Roonserver guessing of a client ip is not optimal / buggy

I have had a problems haunting me for years that local sound card was not found. Finally I found the root cause of the problem. The main problem is that the roonserver can’t find the local sound card on a Windows 11 host (same problem on Windows 10 also).

The root cause seems to be that I have several IP aliases on different networks on my Windows 11 computer. The problem is that the roonserver tries to connect to one of the ip’s that it of course can’t connect to.

As a workaround I had to route all network used on my main computer on the core server. It should be possible to override which IP should be used in the client instead of picking some of my ip’s at random. It usually pick the IP to my management network, instead of the default.

Would it be possible to add an option in the client to hard-code which callback IP to use? Or is there any other way to hint which IP it should pick for callback?

You can use the Windows firewall to restrict the Roon software to the desired network (Scope).

Guess that work in normal situation. I’m not using Windows firewall, but bitdefender. My computer is also domain joined, so not sure how the IP picking algorithm is implemented. An override function would be nice in the client.

Raise it as a feature suggestion.
Though as it’s probably only needed for a relatively small number of users…

I’m not totally understanding the multiple IP’s - can you provide a bit more info on your hdwr config? You say “local soundcard” - is that referring to the win11 wkst itself or a indiv PCi card? I’m not sure why a sound card would have a separate IP different from the win11 wkst, but again 'm not totally following the issue. You also mention, “domain joined”, can you clarify this as well?

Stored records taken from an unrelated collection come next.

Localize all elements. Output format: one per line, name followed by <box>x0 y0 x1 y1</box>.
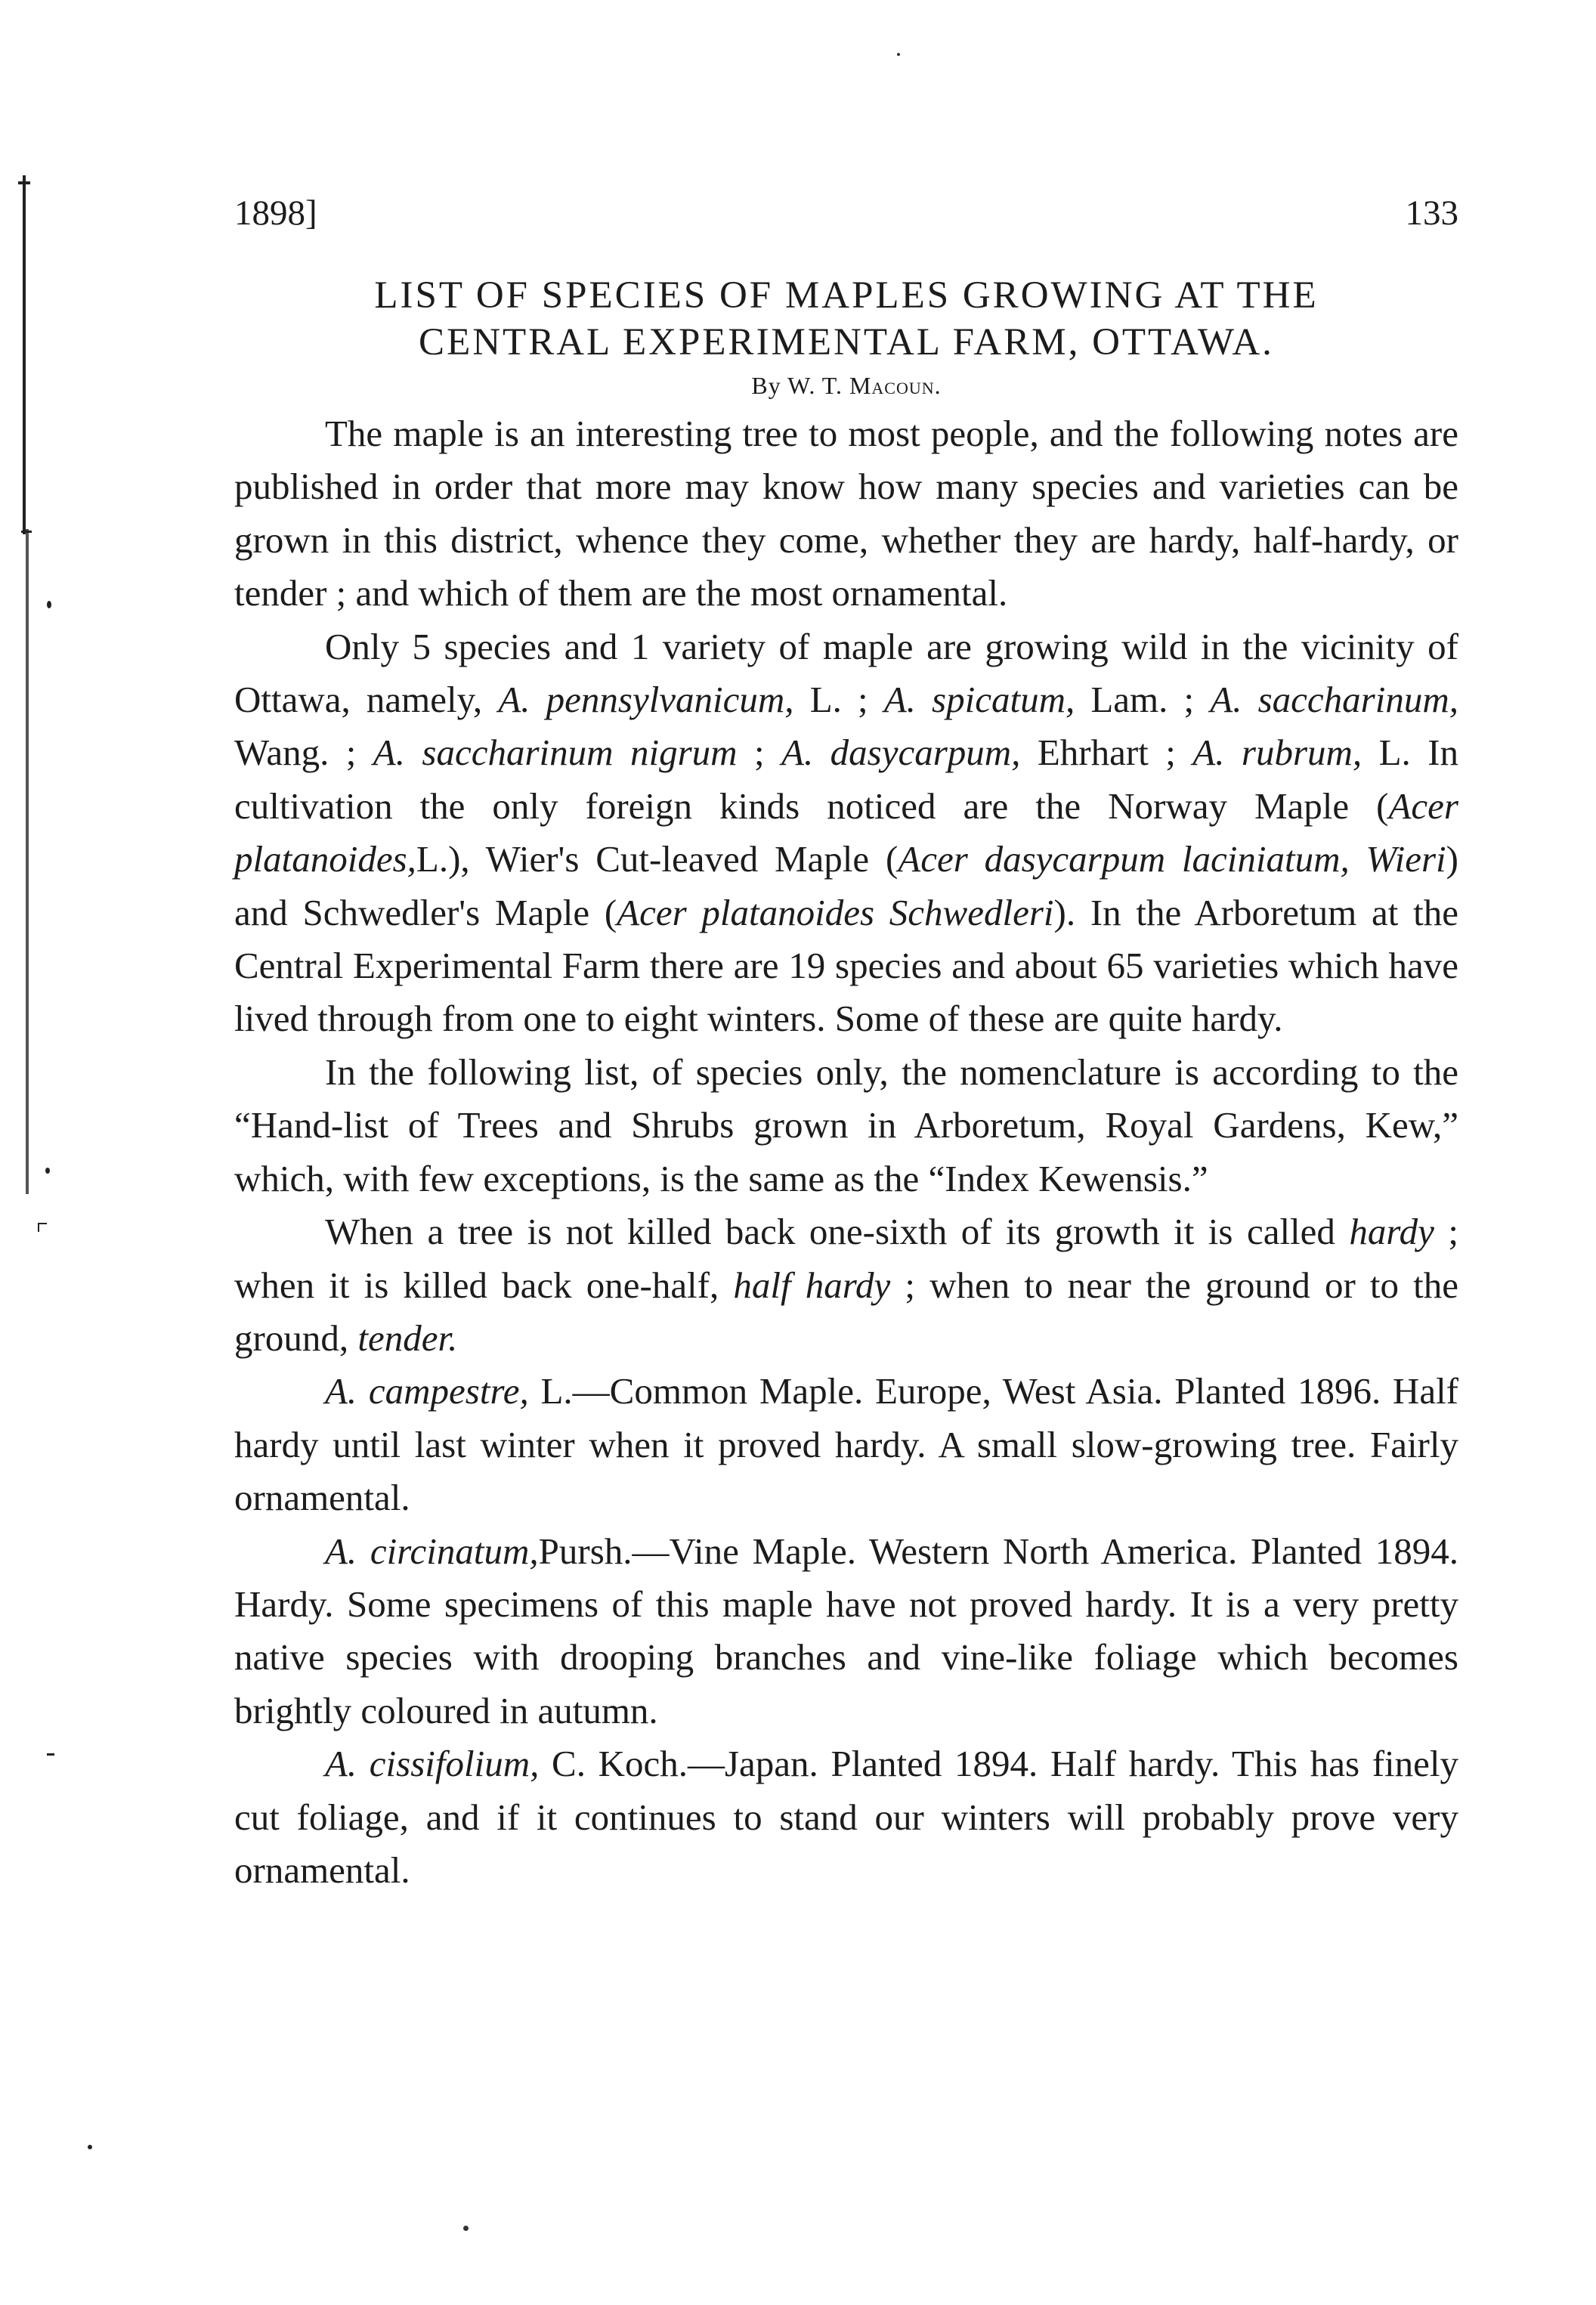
byline-author: Macoun. <box>849 372 942 399</box>
term-hardy: hardy <box>1349 1211 1434 1253</box>
term-tender: tender. <box>357 1316 458 1359</box>
entry-species-name: A. campestre, <box>325 1370 529 1412</box>
text-run: Lam. ; <box>1075 679 1211 721</box>
paragraph-intro: The maple is an interesting tree to most people, and the following notes are published in order that more may know how many species and varieties can be grown in this district, whence they come, whether they are hardy, half-hardy, or tender ; and which of them are the most ornamental. <box>234 413 1458 614</box>
scan-artifact-left-line <box>23 175 26 534</box>
article-title-line-2: CENTRAL EXPERIMENTAL FARM, OTTAWA. <box>419 321 1274 364</box>
scan-artifact-mark <box>38 1223 39 1232</box>
text-run: When a tree is not killed back one-sixth of its growth it is called <box>325 1211 1350 1253</box>
species-name: Acer platanoides Schwedleri <box>617 891 1054 933</box>
paragraph-nomenclature: In the following list, of species only, the nomenclature is according to the “Hand-list of Trees and Shrubs grown in Arboretum, Royal Gardens, Kew,” which, with few exceptions, is the same as the “Index Kewensis.” <box>234 1050 1458 1199</box>
page-number: 133 <box>1405 193 1458 233</box>
text-run: ) and Schwedler's Maple ( <box>234 838 1458 933</box>
byline-prefix: By W. T. <box>751 372 849 399</box>
scan-artifact-dot <box>463 2226 469 2231</box>
text-run: L.), Wier's Cut-leaved Maple ( <box>416 838 899 880</box>
article-title <box>234 272 1458 366</box>
text-run: ; when it is killed back one-half, <box>234 1211 1458 1306</box>
running-head-year: 1898] <box>234 193 317 233</box>
text-run: ). In the Arboretum at the Central Experimental Farm there are 19 species and about 65 varieties which have lived through from one to eight winters. Some of these are quite hardy. <box>234 891 1458 1040</box>
entry-text: Pursh.—Vine Maple. Western North America. Planted 1894. Hardy. Some specimens of this maple have not proved hardy. It is a very pretty native species with drooping branches and vine-like foliage which becomes brightly coloured in autumn. <box>234 1530 1459 1731</box>
species-name: A. spicatum, <box>883 679 1075 721</box>
article <box>234 272 1458 1897</box>
entry-campestre <box>234 1365 1458 1524</box>
species-name: A. saccharinum nigrum <box>373 732 738 774</box>
paragraph-wild-species <box>234 620 1458 1046</box>
scan-artifact-left-line <box>18 181 30 184</box>
species-name: Acer dasycarpum laciniatum, Wieri <box>898 838 1446 880</box>
entry-text: C. Koch.—Japan. Planted 1894. Half hardy. This has finely cut foliage, and if it continues to stand our winters will probably prove very ornamental. <box>234 1743 1458 1891</box>
scan-artifact-dot <box>47 601 51 608</box>
article-title-line-1: LIST OF SPECIES OF MAPLES GROWING AT THE <box>374 274 1319 317</box>
scan-artifact-mark <box>47 1753 54 1756</box>
paragraph-definitions <box>234 1205 1458 1365</box>
entry-species-name: A. cissifolium, <box>325 1743 540 1785</box>
species-name: Acer platanoides, <box>234 784 1458 880</box>
text-run: ; when to near the ground or to the ground, <box>234 1264 1458 1359</box>
entry-species-name: A. circinatum, <box>325 1530 539 1572</box>
entry-cissifolium <box>234 1737 1458 1897</box>
scan-artifact-dot <box>897 53 900 56</box>
species-name: A. rubrum, <box>1192 732 1362 774</box>
text-run: L. In cultivation the only foreign kinds noticed are the Norway Maple ( <box>234 732 1459 827</box>
text-run: Ehrhart ; <box>1020 732 1193 774</box>
entry-circinatum <box>234 1525 1458 1738</box>
scan-artifact-left-line <box>26 529 29 1194</box>
scan-artifact-left-line <box>21 531 32 533</box>
species-name: A. saccharinum, <box>1210 679 1458 721</box>
running-head <box>234 193 1458 238</box>
text-run: L. ; <box>793 679 884 721</box>
byline <box>234 372 1458 400</box>
text-run: Wang. ; <box>234 732 373 774</box>
species-name: A. pennsylvanicum, <box>498 679 794 721</box>
scan-artifact-dot <box>45 1168 50 1174</box>
species-name: A. dasycarpum, <box>781 732 1021 774</box>
term-half-hardy: half hardy <box>733 1264 891 1306</box>
scan-artifact-dot <box>88 2145 92 2149</box>
text-run: ; <box>737 732 782 774</box>
text-run: Only 5 species and 1 variety of maple are growing wild in the vicinity of Ottawa, namely, <box>234 625 1458 721</box>
entry-text: L.—Common Maple. Europe, West Asia. Planted 1896. Half hardy until last winter when it proved hardy. A small slow-growing tree. Fairly ornamental. <box>234 1370 1459 1519</box>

Your roon server + your endpoints should all have static IP’s. This can be done various ways, but many times is accomplished via the router. So assuming you have access (login) to your router, this should be straightforward. IP’s have a lease timeout, so even without assigning static IP’s your components should “usually” maintain the same IP, but it’s usually best to assign static, solves a lot of issues.

Yes, referring to the local soundcard on my computer. I see in the logfile from the roon server that it picked one of my ip’s (and not the right one). My main computer has several IP’s for different network. Have a range for switches, one range for IP’s in my secondary residence (home and secondary is vpn connected), and a few more. My main computer can “rule” them all. :-). When I mention “domain joined”, it means that I run domain servers at home that computers are joined to like what’s normal for enterprises. I use a mix of static IP and dhcp IP for ipv4, and IPv6 (static and SLAAC) also. It’s not a common home installation.

thanks for raising as a feature request…

Ah OK, so clearly and advanced config and you know networking et al…Although if the soundcard is on same broadcast domain as the roon server (and those don’t move around), seems like a static should work, but looks to be a feature request for your use case.

If your soundcard is moving between your different networks (requiring new unique IPs), then all bets are off. I thought it was possible to hardcode an IP in roon for a specific zone, if so that might work.

Roon discovers endpoints via multicast, it might be that is blocked somehow.